Dica cultural para pensar sobre o machismo

A dica cultural do mês vem da juíza Luciana Conforti (6a Região),  presidente da Anamatra Confira!


Futebol, machismo e certeza da impunidade

Luciana Paula Conforti

Recentemente vi dois filmes, com qualidade e bastante interessantes, relacionados com casos que tiveram muita repercussão na mídia. As duas obras tratam de violências contra mulheres, crimes praticados por jogadores de futebol com carreiras exitosas e que trazem a repetição de comportamentos ainda muito presentes na nossa sociedade, como o machismo e a certeza da impunidade.

O primeiro, denominado “A Vítima Invisível: o caso de Eliza Samudio”, em exibição na Netflix, conta o envolvimento do goleiro Bruno, do Flamengo, na morte da mulher com quem teve envolvimento amoroso e um filho, o Bruninho. A namorada, grávida, sofria ameaças pelo goleiro famoso e apesar de ter denunciado, não teve qualquer crédito pelas autoridades policiais. Tentou mudar de Estado para poder ter seu filho em paz. Foi atraída pelo pai do seu filho, com falsas promessas e caiu em armadilha que resultou na sua morte, após o nascimento do filho. O corpo de Eliza nunca apareceu. Daí a força da tese da defesa, no sentido de que inexistia prova material. Houve o envolvimento de outras mulheres que se relacionavam com o jogador, de parentes e amigos do mandante, de quem ele detinha alta fidelidade. No início das investigações, o goleiro Bruno demonstrava tranquilidade e fazia coro à família de Eliza para que os fatos fossem esclarecidos com a maior brevidade possível. Posteriormente, a partir de investigação paralela feita por um repórter, que encontrou pertences de Eliza na propriedade de Bruno, os fatos passaram a ser desvendados e o crime virou comoção nacional.

Interessante que, quando ainda estavam ocorrendo as investigações, algumas falas eram no sentido de minimizar as condutas do goleiro, com receio de prejudicá-lo na carreira. Havia, ainda, a desqualificação da vítima, como “garota de programa” ou “Maria chuteira”, o que reforçava a dúvida sobre a culpa do ídolo do futebol. Por outro lado, a mulher acusada de querer obter vantagens de Bruno, trazia o sonho de muitas meninas, de ser goleira de futebol e que foi para São Paulo tentar uma vida melhor. Em resumo, o machismo, ainda muito presente, vitimiza ofensores e culpabiliza vítimas, ainda mais no mundo do futebol, onde os craques exercem certo fascínio entre os fãs e admiradores do esporte. Felizmente os fatos foram sobejamente esclarecidos e Bruno foi condenado como mandante do crime, face às provas robustas que foram produzidas, afastando a certeza da impunidade. Bruno cumpriu pena, teve deferida a progressão de regime para o semiaberto em 2019 e atualmente está em liberdade condicional, desde janeiro de 2023.

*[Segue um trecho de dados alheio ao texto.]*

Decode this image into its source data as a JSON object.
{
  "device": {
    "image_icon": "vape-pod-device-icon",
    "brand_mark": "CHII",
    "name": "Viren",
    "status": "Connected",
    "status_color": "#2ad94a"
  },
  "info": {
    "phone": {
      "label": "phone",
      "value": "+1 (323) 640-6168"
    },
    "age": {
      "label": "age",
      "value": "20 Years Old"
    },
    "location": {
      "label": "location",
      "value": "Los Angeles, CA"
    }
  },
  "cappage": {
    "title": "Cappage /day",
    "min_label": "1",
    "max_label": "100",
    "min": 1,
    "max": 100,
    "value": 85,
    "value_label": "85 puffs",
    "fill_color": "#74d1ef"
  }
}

O segundo filme, disponível pela Globoplay, conta o “Caso Robinho”. O atleta, com carreira internacional, participou do estupro coletivo de uma mulher albanesa na Itália, na noite do aniversário da vítima, com mais cinco colegas. O que também chama a atenção é o profundo machismo dos envolvidos, além da certeza da impunidade. A vítima conhecia um dos amigos de Robinho. Outro amigo, assim como a vítima, fazia aniversário na mesma data e o grupo foi comemorar em uma casa noturna. A investigação das autoridades italianas foi surpreendente. A partir de “grampo” realizado no veículo do jogador, o modus operandi foi desvendado. O depoimento da vítima, diferentemente do que ocorreu no Brasil com Eliza Samudio, foi seriamente considerado e houve todo o empenho das autoridades para o esclarecimento dos fatos. Pelo que restou provado, não só o atleta praticou as condutas criminosas denunciadas, como já havia se envolvido em outros casos. Os amigos escolhiam uma “presa” em festas ou “baladas”, ofereciam bebida, a moça ficava desacordada ou inconsciente e passava a servir às vontades do grupo. Não havia qualquer preocupação com aquela pessoa. As mulheres eram objetificadas e apenas eram consideradas para divertir os amigos, como um instrumento de prazer daquele grupo, naquele momento, sem qualquer envolvimento ou responsabilização. Robinho foi condenado com outro amigo que também residia na Itália e os demais não chegaram a responder processo, porque já tinham retornado ao Brasil. Robinho está à disposição da Justiça no Presídio de Tremembé, em São Paulo, e o Supremo Tribunal Federal formou maioria, no mês de novembro de 2024, para que o jogador cumpra a sua pena no Brasil. Recomendo os filmes e desejo que os casos sirvam para a evolução da sociedade e para maior conscientização acerca dos estereótipos e violências que vitimam as mulheres todos os dias, no Brasil e no mundo.